Em julho do ano passado, a criptomoeda Tron comprou a maior rede descentralizada do mundo: o BitTorrent. Essa compra garantiu que a criptomoeda de Justin Sun, o carismático e excelente marketeiro líder da empreitada, realizasse uma das crenças de Satoshi Nakamoto. O lendário, porém anônimo, criador do Bitcoin acreditava que para uma rede do tamanho do BitTorrent seria necessário para trazer real valor a uma criptomoeda sustentada por proof-of-work. Vale notar que o Tron usa um sistema de delegated proof-of-stake, porém na criação do Bitcoin não havia de maneira considerável essa possibilidade.
A Tron é uma criptomoeda que divide opiniões. Alguns acreditam que ela é uma opção de plataforma que consegue sustentar grandes inovações e que seu sistema de delegated proof-of-stake é suficiente para garantir descentralização; outros são mais céticos e há desconfiança sobre o real potencial da moeda. Uma coisa, no entanto, é dado e não podemos discordar: houve um forte crescimento da moeda em termos de valor comparado ao Bitcoin. De acordo com o site CoinMarketCap, três de junho do ano passado era possível comprar toda a rede da Tron com 527,827 BTC; atualmente, para fazer essa mesma operação, seriam necessários 531,148 BTCs. Apesar de um crescimento tímido, basta lembrar que a Ethereum em BTC caiu mais de 50% de valor para notar que algo diferente aconteceu com a Tron.

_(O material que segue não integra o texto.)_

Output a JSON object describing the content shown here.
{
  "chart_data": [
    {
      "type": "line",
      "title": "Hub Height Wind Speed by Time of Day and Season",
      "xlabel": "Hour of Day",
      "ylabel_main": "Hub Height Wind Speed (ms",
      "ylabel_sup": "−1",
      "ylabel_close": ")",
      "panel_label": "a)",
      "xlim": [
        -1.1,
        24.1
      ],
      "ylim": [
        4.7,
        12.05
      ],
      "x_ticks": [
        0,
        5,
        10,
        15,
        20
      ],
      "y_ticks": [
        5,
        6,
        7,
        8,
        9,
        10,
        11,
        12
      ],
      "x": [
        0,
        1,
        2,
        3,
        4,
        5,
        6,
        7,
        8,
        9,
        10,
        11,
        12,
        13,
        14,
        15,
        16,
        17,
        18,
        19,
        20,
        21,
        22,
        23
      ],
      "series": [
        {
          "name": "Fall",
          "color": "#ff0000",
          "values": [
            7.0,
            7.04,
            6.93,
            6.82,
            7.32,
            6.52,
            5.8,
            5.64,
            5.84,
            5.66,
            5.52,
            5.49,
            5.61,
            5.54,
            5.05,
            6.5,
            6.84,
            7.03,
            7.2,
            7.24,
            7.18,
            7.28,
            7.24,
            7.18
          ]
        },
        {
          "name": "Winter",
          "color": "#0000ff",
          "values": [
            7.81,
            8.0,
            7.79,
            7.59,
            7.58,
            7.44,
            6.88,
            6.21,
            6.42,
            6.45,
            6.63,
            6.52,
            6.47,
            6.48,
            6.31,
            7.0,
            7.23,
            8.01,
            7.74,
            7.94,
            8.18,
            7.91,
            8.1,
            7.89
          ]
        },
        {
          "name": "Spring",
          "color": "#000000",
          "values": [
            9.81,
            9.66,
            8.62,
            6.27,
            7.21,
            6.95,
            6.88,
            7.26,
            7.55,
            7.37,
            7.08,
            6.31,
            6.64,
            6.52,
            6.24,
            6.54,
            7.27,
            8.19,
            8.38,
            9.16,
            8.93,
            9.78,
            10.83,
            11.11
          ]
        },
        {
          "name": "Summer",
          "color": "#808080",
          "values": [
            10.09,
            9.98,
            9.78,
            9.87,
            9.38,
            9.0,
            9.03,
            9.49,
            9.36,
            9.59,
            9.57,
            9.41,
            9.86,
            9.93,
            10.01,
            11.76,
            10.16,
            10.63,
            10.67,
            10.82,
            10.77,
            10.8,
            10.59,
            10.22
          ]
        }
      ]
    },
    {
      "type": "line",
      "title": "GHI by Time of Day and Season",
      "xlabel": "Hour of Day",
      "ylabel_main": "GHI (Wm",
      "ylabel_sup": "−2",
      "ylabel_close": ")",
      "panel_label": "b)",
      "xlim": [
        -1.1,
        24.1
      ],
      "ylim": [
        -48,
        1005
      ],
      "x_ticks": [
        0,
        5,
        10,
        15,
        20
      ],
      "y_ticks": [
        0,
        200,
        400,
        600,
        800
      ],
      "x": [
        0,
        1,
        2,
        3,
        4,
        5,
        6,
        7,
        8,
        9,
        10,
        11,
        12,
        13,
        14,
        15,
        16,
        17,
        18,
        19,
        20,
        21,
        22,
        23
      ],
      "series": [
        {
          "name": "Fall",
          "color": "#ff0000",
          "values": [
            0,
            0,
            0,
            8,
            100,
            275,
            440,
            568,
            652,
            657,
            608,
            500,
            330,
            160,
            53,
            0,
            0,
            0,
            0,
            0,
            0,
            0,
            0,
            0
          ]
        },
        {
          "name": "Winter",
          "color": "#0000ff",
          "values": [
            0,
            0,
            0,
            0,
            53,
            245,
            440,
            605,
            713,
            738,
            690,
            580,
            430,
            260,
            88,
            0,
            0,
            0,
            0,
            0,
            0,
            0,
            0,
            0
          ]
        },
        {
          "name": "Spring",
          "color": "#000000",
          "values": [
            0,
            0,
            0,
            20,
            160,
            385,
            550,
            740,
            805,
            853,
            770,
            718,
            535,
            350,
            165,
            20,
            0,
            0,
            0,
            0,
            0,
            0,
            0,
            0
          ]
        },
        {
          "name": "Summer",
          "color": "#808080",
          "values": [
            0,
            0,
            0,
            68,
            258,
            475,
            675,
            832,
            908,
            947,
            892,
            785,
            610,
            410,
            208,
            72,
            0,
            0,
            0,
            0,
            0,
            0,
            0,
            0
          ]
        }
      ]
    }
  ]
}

A Tron fez uma série de escolhas que a princípio soavam equivocadas, mas se mostraram razoavelmente corretas. Seu whitepaper possuía trechos plagiados de outros projetos, assim como parte significativa do seu código foi, num eufemismo muito generoso, “inspirado” no client EthereumJ. Esse plágio, no entanto, deixa compatibilidades que tornam migração fácil entre as duas plataformas. Com os problemas de precificação de smart contracts do Ethereum, a Tron pode vir ganhar tração. A princípio o que parecia uma solução claramente errada se tornou algo razoável, apesar de haver críticas técnicas com alguma plausibilidade (que não discutirei por não serem exatamente relevantes para o ponto discutido no texto).
A compra do BitTorrent para muitos soou inicialmente marketing que levaria a uma aplicação cuja maior função seria ser uma “cortina de fumaça” para a falta de killer apps na blockchain da Tron. Entretanto, com o whitepaper do token BTT uma aplicação plausível parece ser discutida. Há poucas menções a aspectos técnicos ou sobre a integração com a blockchain, porém a ideia é conceitualmente agradável: usar a blockchain para criar “memória” na rede Bittorrent e incentivar maior seeding de arquivos.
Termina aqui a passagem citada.